Funcionando a lei da oferta e da procura, um excedente de mão-de-obra procurada faria


aumentar o nível do salário, enquanto um excedente de mão-de-obra oferecida tende a
fazer baixar esse valor de salário de equilíbrio. Estamos a falar não do mercado do trabalho
em geral, mas do mercado de cada profissão. Nas profissões mais duras, a curva da oferta
situa-se mais à esquerda do que no caso das profissões mais procuradas e agradáveis. Os
mercados influenciam-se entre si, uma vez que os trabalhadores podem circular procurando
diversas ocupações.
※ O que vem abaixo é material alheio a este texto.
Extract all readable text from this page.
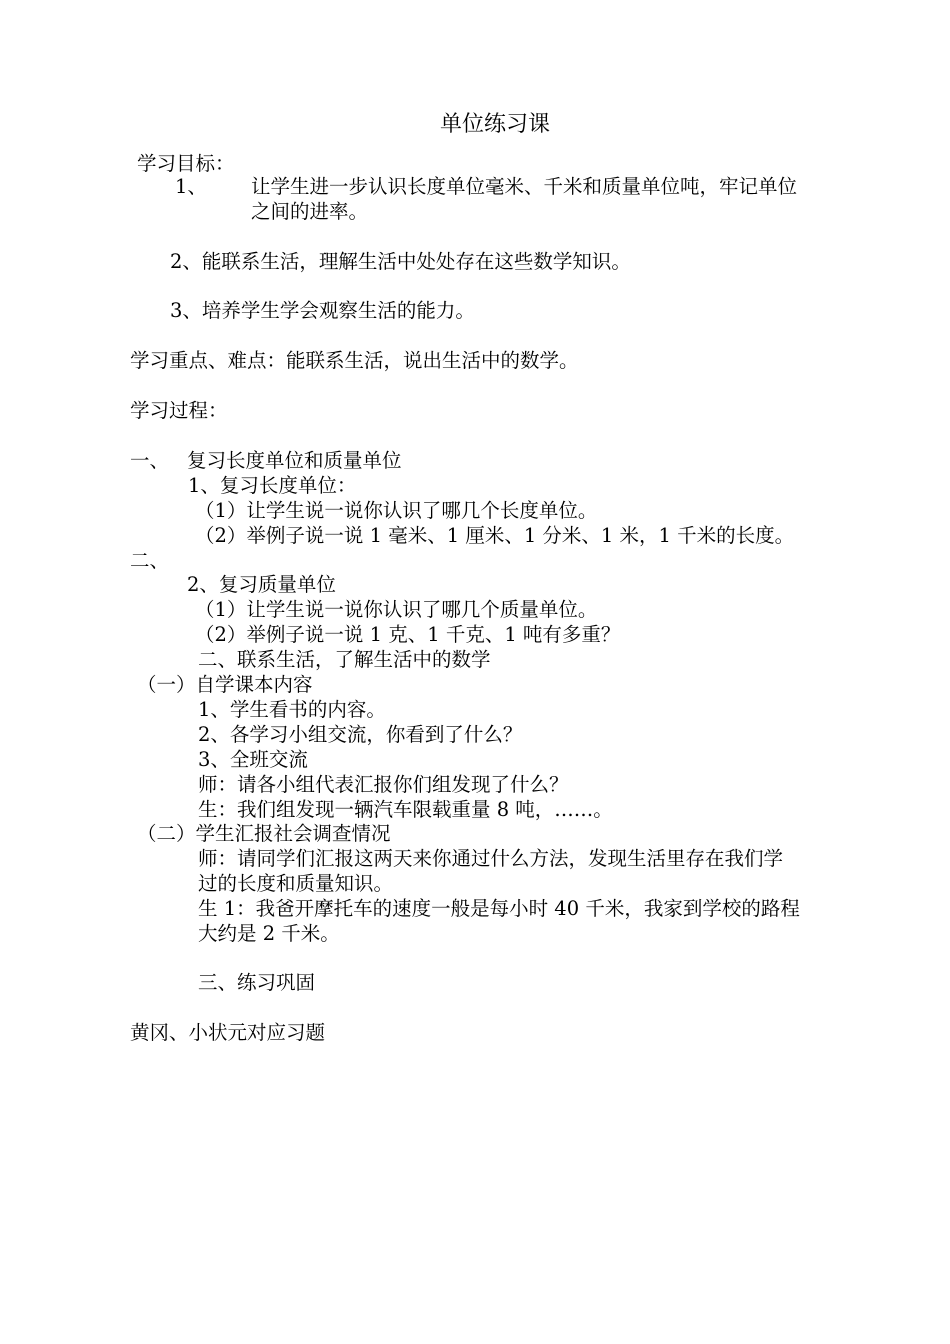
单位练习课
学习目标：
1、 让学生进一步认识长度单位毫米、千米和质量单位吨，牢记单位
之间的进率。
2、能联系生活，理解生活中处处存在这些数学知识。
3、培养学生学会观察生活的能力。
学习重点、难点：能联系生活，说出生活中的数学。
学习过程：
一、 复习长度单位和质量单位
1、复习长度单位：
（1）让学生说一说你认识了哪几个长度单位。
（2）举例子说一说 1 毫米、1 厘米、1 分米、1 米，1 千米的长度。
二、
2、复习质量单位
（1）让学生说一说你认识了哪几个质量单位。
（2）举例子说一说 1 克、1 千克、1 吨有多重？
二、联系生活，了解生活中的数学
（一）自学课本内容
1、学生看书的内容。
2、各学习小组交流，你看到了什么？
3、全班交流
师：请各小组代表汇报你们组发现了什么？
生：我们组发现一辆汽车限载重量 8 吨，……。
（二）学生汇报社会调查情况
师：请同学们汇报这两天来你通过什么方法，发现生活里存在我们学
过的长度和质量知识。
生 1：我爸开摩托车的速度一般是每小时 40 千米，我家到学校的路程
大约是 2 千米。
三、练习巩固
黄冈、小状元对应习题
Isso é particularmente evidente em situações de desemprego. A
mobilidade interprofissional é importante, sobretudo quando se nota carência de uma
determinada formação especializada. Se a mobilidade é pequena há rigidez no mercado e as
remunerações aumentam relativamente às formações especializadas mais raras.

As sociedades desenvolvidas têm movimentos sindicais fortes e os salários são fixados


em condições na prática diferentes das de concorrência perfeita, uma vez que se pretende
garantir a existência das melhores condições de justiça e equidade. Verificamos, assim, que
há uma tendência para a monopolização da representação da oferta e da procura. De um
lado, temos as confederações patronais e, de outro, as confederações sindicais. O Estado
funciona como árbitro, havendo para tal efeito instituições de concertação social - entre
nós, o Conselho Económico e Social (CES) e a sua Comissão Permanente de Concertação
Social.

Como funciona a concertação social? Os sindicatos procuram obter um salário acima do


valor de equilíbrio, com subemprego. Só o conseguirão se o Estado garantir subsídios de
desemprego de valor aceitável para os trabalhadores que não tiverem emprego em virtude
desse aumento de salários. Se há desemprego, os sindicatos poderão aumentar o salário
desde que haja medidas complementares de redução da oferta de trabalho, por ex. redução
das horas de trabalho, redução da idade de reforma, alargamento da escolaridade
obrigatória, limites à imigração…). Por fim, a ação sindical pode induzir um aumento da
procura de trabalho - facto que poderá ser alcançado através de um esforço concertado no
sentido do aumento da produtividade (mais produtos criados com as mesmas horas de
trabalho) e da melhoria das qualificações, que levarão as empresas a procurar novos
trabalhadores com as novas características.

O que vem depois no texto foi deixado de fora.